I have never read The Secret because it has sounded like bull from the get-go to me, and this book pretty much confirmed my prejudice: the book tells people to just "want" things enough, and the items come to them. Nothing is impossible. This has lead to people maxing out their credit cards and getting into debt, because they wanted a Gucci bag. Some people have even stolen goods because they felt like they deserved these items, thanks to The Secret.

It's an odd concept that through wanting something hard enough you will get it, because it focuses almost solely on material goods. What makes a person think that they are entitled to everything on Earth? Also, this kind of thinking puts a lot of pressure on people: what if you are a member of a minority in a minimum wage job with 5 kids, and you can barely feed them and now the youngest needs glasses and you can't afford them? Obviously, you are thinking too negatively about your life and you just need to think positively and want that money in your life, and you shall get it. Then if you don't get what you wanted, I guess it just means that you did not try hard enough. It's your own fault for failing.

It also creeps me out that the concept of prosperity and happiness in the US is, according to Ehrenreich's findings, very much tied to money. Can't people be happy without money and material? Again, no wonder people are maxing out their credit cards. If I just buy this expensive piece of furniture I'll be a better person...

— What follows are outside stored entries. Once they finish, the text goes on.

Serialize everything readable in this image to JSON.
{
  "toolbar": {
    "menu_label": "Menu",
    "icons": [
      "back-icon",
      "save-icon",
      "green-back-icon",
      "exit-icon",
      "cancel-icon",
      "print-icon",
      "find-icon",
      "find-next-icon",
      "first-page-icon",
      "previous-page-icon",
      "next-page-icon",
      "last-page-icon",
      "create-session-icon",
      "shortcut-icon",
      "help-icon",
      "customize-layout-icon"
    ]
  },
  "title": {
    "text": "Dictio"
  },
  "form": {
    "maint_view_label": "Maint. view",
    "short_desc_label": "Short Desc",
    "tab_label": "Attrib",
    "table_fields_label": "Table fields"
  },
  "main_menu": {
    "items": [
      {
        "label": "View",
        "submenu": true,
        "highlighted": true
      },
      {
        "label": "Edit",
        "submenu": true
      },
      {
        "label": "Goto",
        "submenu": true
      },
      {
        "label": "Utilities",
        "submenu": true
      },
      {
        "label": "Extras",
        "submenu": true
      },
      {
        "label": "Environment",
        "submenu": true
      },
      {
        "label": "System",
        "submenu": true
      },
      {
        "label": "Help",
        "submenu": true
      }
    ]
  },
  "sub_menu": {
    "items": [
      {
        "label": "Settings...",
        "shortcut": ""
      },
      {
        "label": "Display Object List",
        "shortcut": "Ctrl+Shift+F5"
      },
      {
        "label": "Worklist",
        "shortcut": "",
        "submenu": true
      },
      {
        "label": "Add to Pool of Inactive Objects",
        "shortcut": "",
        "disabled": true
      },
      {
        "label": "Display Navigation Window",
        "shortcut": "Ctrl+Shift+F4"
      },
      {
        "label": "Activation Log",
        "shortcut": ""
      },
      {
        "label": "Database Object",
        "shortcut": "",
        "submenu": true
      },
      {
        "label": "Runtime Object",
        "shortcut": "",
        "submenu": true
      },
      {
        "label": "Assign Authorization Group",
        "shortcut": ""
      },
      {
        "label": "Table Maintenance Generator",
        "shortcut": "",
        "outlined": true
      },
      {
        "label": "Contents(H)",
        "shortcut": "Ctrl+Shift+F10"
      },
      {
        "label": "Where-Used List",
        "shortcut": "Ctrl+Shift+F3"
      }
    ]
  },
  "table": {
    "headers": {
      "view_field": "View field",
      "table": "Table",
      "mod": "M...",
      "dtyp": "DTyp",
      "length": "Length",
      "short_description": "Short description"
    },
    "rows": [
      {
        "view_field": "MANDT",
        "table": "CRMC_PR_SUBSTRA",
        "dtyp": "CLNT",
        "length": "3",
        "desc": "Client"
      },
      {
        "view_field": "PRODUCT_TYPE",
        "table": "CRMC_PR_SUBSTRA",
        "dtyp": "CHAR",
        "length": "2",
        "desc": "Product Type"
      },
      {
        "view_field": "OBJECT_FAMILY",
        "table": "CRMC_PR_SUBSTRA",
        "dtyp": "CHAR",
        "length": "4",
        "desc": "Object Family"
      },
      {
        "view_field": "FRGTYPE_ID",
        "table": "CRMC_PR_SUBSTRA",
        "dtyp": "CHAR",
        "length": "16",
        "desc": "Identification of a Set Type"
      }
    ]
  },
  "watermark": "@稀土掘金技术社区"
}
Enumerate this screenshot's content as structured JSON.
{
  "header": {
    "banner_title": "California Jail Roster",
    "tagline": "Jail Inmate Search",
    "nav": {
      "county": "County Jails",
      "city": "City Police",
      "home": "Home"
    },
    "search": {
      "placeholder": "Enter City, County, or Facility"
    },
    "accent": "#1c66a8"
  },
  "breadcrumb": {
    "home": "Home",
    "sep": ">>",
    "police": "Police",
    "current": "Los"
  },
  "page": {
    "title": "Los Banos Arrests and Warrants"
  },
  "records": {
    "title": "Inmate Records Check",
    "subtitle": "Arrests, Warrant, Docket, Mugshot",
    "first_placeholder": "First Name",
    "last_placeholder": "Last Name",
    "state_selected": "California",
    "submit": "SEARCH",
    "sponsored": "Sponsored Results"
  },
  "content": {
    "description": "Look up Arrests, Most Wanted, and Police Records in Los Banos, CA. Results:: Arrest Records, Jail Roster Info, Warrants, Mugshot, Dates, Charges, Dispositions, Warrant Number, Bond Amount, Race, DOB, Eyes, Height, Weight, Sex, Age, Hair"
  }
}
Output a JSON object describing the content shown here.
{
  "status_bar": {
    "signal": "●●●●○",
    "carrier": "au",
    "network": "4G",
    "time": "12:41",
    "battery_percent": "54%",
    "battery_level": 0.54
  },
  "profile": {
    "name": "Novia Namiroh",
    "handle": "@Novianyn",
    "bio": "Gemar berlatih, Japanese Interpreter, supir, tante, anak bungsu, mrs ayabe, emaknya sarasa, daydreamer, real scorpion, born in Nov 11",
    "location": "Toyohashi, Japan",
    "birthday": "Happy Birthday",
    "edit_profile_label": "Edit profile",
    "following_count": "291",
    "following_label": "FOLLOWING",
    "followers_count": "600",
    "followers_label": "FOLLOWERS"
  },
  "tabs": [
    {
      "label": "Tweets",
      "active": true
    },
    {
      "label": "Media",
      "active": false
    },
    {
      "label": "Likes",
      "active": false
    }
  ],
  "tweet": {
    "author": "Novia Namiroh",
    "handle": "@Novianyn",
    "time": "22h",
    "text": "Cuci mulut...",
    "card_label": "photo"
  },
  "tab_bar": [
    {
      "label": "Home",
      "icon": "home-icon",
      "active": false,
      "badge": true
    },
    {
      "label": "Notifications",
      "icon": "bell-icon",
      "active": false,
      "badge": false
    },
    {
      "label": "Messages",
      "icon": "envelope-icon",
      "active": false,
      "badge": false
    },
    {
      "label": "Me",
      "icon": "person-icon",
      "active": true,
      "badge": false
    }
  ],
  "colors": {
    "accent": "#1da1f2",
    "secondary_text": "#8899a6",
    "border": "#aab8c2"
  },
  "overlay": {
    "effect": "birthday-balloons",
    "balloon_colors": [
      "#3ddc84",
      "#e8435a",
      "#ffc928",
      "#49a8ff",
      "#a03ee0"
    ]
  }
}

This prosperity/positive thinking stuff sounds to me like something sold to middle-class, fairly affluent people who are not dealing with major setbacks in life and not surprisingly, the prosper evangelists or motivational speakers don't exactly stop at street corners to tell homeless people that if they just changed their attitude they'd get a job and a house.

There's nothing wrong in looking at the bright side of life. It only becomes problematic when one is allowed to think only happy thoughts and disregard all warning signs.